A minor provision of HEA1001 calls into question the future of local county offices of the Division of Family Resources, although Senator Kenley assured senators immediately before the vote that reduction in county offices was not the intent of the language.

Health Insurance. There were several bills making changes in Medicaid and Medicare policies. Efforts failed to extend Healthy Insurance Plan eligibility to 300% of poverty.

Family Financial Security. Promoted by the Coalition for Human Services and other advocates for low- and middle-income workers, HEA1001 includes provisions to offset the increase in sales tax by increasing the State Earned Income Tax Credit (EITC) and the renter’s deduction.

These bills also promote financial stability:

Other bills failed that would have helped low-income Hoosier families achieve financial stability and not be dependent upon government assistance, e.g., childcare/dependent care state income tax credit.

Nonprofit Sector issues.

For more info on new laws affecting health and human services, contact Lucinda Nord at IaUW.

Recession? Depression?

With more and more analysts drawing comparisons about Federal Reserve actions last week and the cascade of bad news that prompted the Wall Street’s 1929 “Black Friday,” it is no surprise that half (49%) of Americans are pessimistic about the U.S. economy.

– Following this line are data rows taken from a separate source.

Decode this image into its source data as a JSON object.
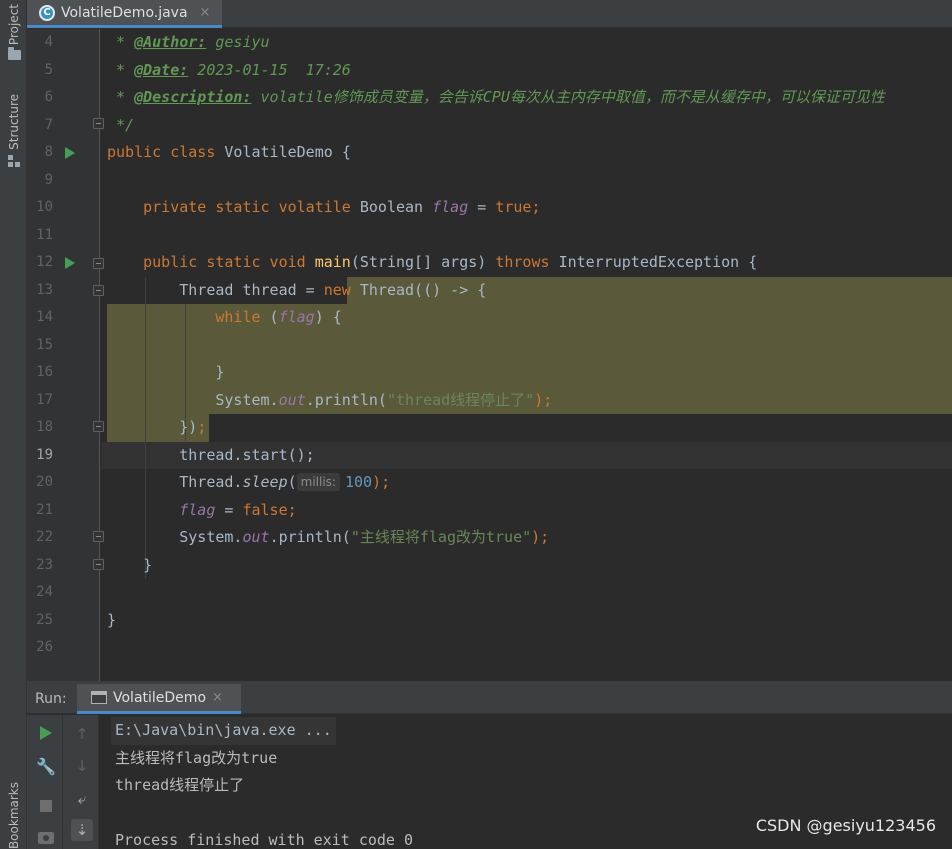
{
  "sidebar": {
    "project_label": "Project",
    "structure_label": "Structure",
    "bookmarks_label": "Bookmarks"
  },
  "editor_tab": {
    "filename": "VolatileDemo.java",
    "icon": "C",
    "close": "×"
  },
  "editor": {
    "line_numbers": [
      "4",
      "5",
      "6",
      "7",
      "8",
      "9",
      "10",
      "11",
      "12",
      "13",
      "14",
      "15",
      "16",
      "17",
      "18",
      "19",
      "20",
      "21",
      "22",
      "23",
      "24",
      "25",
      "26"
    ],
    "current_line": "19",
    "doc": {
      "author_prefix": " * ",
      "author_tag": "@Author:",
      "author_value": " gesiyu",
      "date_prefix": " * ",
      "date_tag": "@Date:",
      "date_value": " 2023-01-15  17:26",
      "desc_prefix": " * ",
      "desc_tag": "@Description:",
      "desc_value": " volatile修饰成员变量，会告诉CPU每次从主内存中取值，而不是从缓存中，可以保证可见性",
      "end": " */"
    },
    "class_decl": {
      "kw_public": "public",
      "kw_class": "class",
      "name": "VolatileDemo",
      "brace": "{"
    },
    "field_decl": {
      "kw": "private static volatile",
      "type": "Boolean",
      "name": "flag",
      "assign": "=",
      "value": "true",
      "semi": ";"
    },
    "main_decl": {
      "kw": "public static void",
      "name": "main",
      "params": "(String[] args)",
      "kw_throws": "throws",
      "exc": "InterruptedException {"
    },
    "line13": {
      "prefix": "Thread thread = ",
      "kw_new": "new",
      "rest": " Thread(() -> {"
    },
    "line14": {
      "kw_while": "while",
      "open": " (",
      "flag": "flag",
      "close": ") {"
    },
    "line16": {
      "text": "}"
    },
    "line17": {
      "sys": "System.",
      "out": "out",
      "method": ".println(",
      "str": "\"thread线程停止了\"",
      "end": ");"
    },
    "line18": {
      "close": "})",
      "semi": ";"
    },
    "line19": {
      "text": "thread.start();"
    },
    "line20": {
      "prefix": "Thread.",
      "method": "sleep",
      "paren": "(",
      "hint": "millis:",
      "num": "100",
      "end": ");"
    },
    "line21": {
      "flag": "flag",
      "assign": " = ",
      "value": "false",
      "semi": ";"
    },
    "line22": {
      "sys": "System.",
      "out": "out",
      "method": ".println(",
      "str": "\"主线程将flag改为true\"",
      "end": ");"
    },
    "line23": {
      "text": "}"
    },
    "line25": {
      "text": "}"
    }
  },
  "run_panel": {
    "label": "Run:",
    "tab_label": "VolatileDemo",
    "tab_close": "×",
    "output": [
      "E:\\Java\\bin\\java.exe ...",
      "主线程将flag改为true",
      "thread线程停止了",
      "",
      "Process finished with exit code 0"
    ],
    "tools": {
      "rerun": "▶",
      "settings": "🔧",
      "up": "↑",
      "down": "↓",
      "soft_wrap": "⤶",
      "scroll_end": "⇣"
    }
  },
  "watermark": "CSDN @gesiyu123456",
  "colors": {
    "background": "#2b2b2b",
    "keyword": "#cc7832",
    "string": "#6a8759",
    "number": "#6897bb",
    "field": "#9876aa",
    "doc_comment": "#629755",
    "highlight": "#5a5a3a",
    "run_green": "#499c54"
  }
}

One-tenth of us in the Midwest are “very pessimistic,” HarrisInteractive found. Democrats (50%) and the lowest-income households (55%) say they’re worse off today than last year and don’t expect their financial situation to get better in the next 6 months (39%). Republicans (49%) and $75k+ families (46%) say things have improved, and near majorities of them and 18-31 yr olds (50%) are optimistic about their finances in the near future.

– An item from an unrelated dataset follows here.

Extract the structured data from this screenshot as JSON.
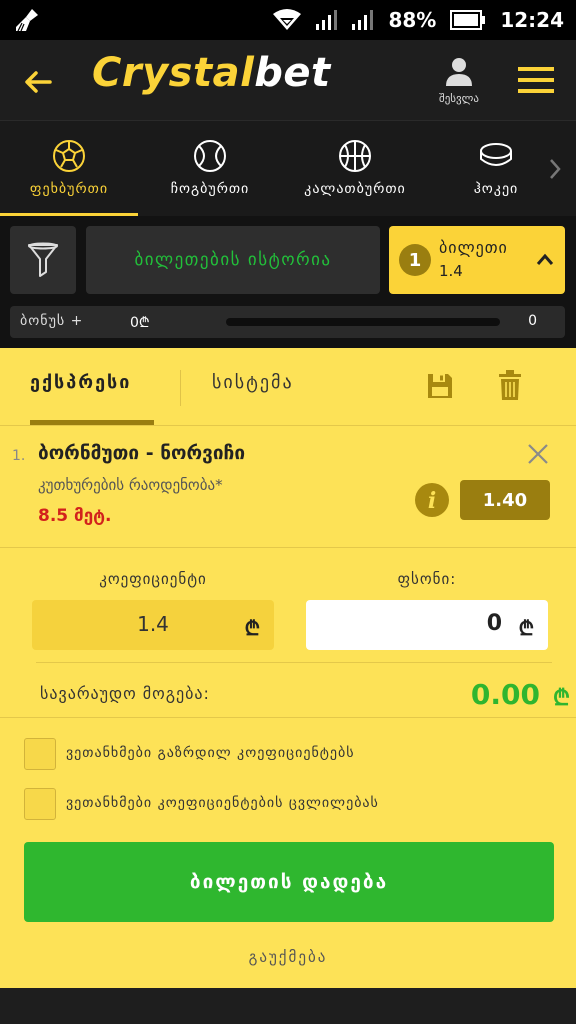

Just a month ago, these demographic groups diverged on the question of whether the country was on the right track or not. In general, the younger, more wealthy, and members of the current party in the White House tend to be more positive about the nation’s present and the future course. More often Democrats (91%) also think “big companies” have too much influence in Washington DC (Republicans, 80%), while the reverse is true in gauging the media’s influence (R=80% “too much,” D=69%).

Yet, major charities say their fundraising has not fallen off, the New York Times reported. That’s what the Assn of Fundraising Professionals found in its most recent survey. But “it’s too early to say” is a common theme when projecting 2008’s results.